Конечно, было бы приятно и весело слышать, что крестьяне, выслушав эту весть, оделись в синие армяки, а крестьянки в праздничные сарафаны, что они вышли на улицу и стали играть хороводы, что, проиграв кротким манером до вечера, спокойно разошлись себе по домам и заснули сном невинных, с тем чтобы на другой день вновь благонравно приняться за исполнение старых обязанностей. Но, увы! как ни соблазнительна подобного рода идиллия, едва ли, однако ж, она возможна на деле. Всякий благоразумный помещик поймет, что требование такого ненарушимого благонравия не только неуместно, но даже несправедливо; что оно не согласно с условиями человеческой природы и что ход и развитие жизни не могут быть ни столь плавными, ни столь идиллическими уже по тому одному, что в числе условий этого развития немаловажное место занимают невольные ошибки, неприготовленность и неожиданность. Благоразумный помещик поймет возможность увлечения в таком горячем деле; он сознает, что для крестьянина, преисполненного новым для него чувством свободы и довольства, трудно воздержаться от того, чтобы даже не предъявить чего-нибудь лишнего * , и на этом основании снисходительно взглянет на могущие возникнуть недоразумения, устранение которых невозможно без пожертвования частью материальных выгод. Зато, мы уверены, и крестьяне скоро поймут такого помещика.
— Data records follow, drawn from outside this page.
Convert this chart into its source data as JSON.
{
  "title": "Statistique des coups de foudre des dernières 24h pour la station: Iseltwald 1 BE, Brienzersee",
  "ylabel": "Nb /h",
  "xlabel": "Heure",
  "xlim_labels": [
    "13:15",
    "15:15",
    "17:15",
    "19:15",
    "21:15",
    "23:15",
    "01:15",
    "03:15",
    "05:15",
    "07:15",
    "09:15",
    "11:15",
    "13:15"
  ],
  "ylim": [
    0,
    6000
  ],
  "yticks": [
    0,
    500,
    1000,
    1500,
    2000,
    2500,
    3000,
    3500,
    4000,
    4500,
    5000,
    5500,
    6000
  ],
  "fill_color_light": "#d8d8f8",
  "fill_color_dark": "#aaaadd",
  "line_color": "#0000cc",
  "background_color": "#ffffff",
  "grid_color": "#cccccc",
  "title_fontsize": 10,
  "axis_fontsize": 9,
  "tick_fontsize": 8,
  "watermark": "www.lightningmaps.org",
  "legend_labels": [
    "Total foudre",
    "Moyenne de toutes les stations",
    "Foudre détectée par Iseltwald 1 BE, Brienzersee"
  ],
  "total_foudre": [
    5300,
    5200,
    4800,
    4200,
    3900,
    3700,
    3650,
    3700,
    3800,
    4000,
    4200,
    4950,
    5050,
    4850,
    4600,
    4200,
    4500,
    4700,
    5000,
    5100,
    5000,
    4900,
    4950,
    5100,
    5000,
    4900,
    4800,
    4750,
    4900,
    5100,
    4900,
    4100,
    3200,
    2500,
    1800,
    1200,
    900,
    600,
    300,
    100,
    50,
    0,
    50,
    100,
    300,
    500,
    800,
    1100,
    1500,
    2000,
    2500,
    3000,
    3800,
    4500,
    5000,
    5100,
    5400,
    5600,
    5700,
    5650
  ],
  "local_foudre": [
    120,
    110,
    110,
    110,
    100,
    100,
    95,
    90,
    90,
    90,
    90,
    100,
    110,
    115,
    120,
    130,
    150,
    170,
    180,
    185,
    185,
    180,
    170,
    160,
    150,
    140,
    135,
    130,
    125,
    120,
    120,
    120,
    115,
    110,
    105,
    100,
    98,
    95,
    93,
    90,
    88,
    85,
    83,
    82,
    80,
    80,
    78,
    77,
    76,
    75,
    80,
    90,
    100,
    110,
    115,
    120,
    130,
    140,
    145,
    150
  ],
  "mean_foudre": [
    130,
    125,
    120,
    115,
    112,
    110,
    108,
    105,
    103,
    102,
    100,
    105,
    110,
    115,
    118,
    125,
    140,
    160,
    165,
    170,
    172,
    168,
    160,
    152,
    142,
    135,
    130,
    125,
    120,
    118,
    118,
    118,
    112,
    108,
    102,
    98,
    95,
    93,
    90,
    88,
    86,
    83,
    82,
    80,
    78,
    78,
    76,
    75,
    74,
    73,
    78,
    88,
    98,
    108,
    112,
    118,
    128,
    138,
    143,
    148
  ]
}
А между тем люди, предъявляющие, относительно крестьян, ожидания и требования буколического свойства, выискиваются нередко * . Этим господам хотелось бы подменить человеческую природу и сделать из нее, хоть на время, хоть на два годочка * , исключительное хранилище чувств благонравия и благодарности. Понятно, что, заручившись однажды этою мыслию и заранее определив, на основании ее, будущий ход событий, они не могут оставаться хладнокровными, не могут не сердиться, видя, что жизненные явления на каждом шагу противоречат утопии. Им кажется, что жизнь идет не так, как было бы желательно, и не потому не так идет, что она не может и не должна так идти, а потому, что есть какое-то преднамеренное озорство, которое засело там-то и там-то (называют даже по именам) и которое необходимо следует истребить. Отсюда вопли, отсюда внезапный, диковинный переход от идиллии к драме.

Нельзя не сознаться, что ввиду этих воплей, ввиду этих внезапных переходов от идиллии к драме, положение наших мировых учреждений и губернских присутствий до крайности затруднительно. Чтоб действовать с успехом, для них необходимо с первого же раза приобрести свободное доверие крестьян, а им указывают на угрозу, на страх наказания, забывая при этом, что окончательная и истинно разумная цель преобразования быта сельских сословий заключается не только в улучшении материальных условий этого быта, но преимущественно в нравственном перевоспитаниинарода.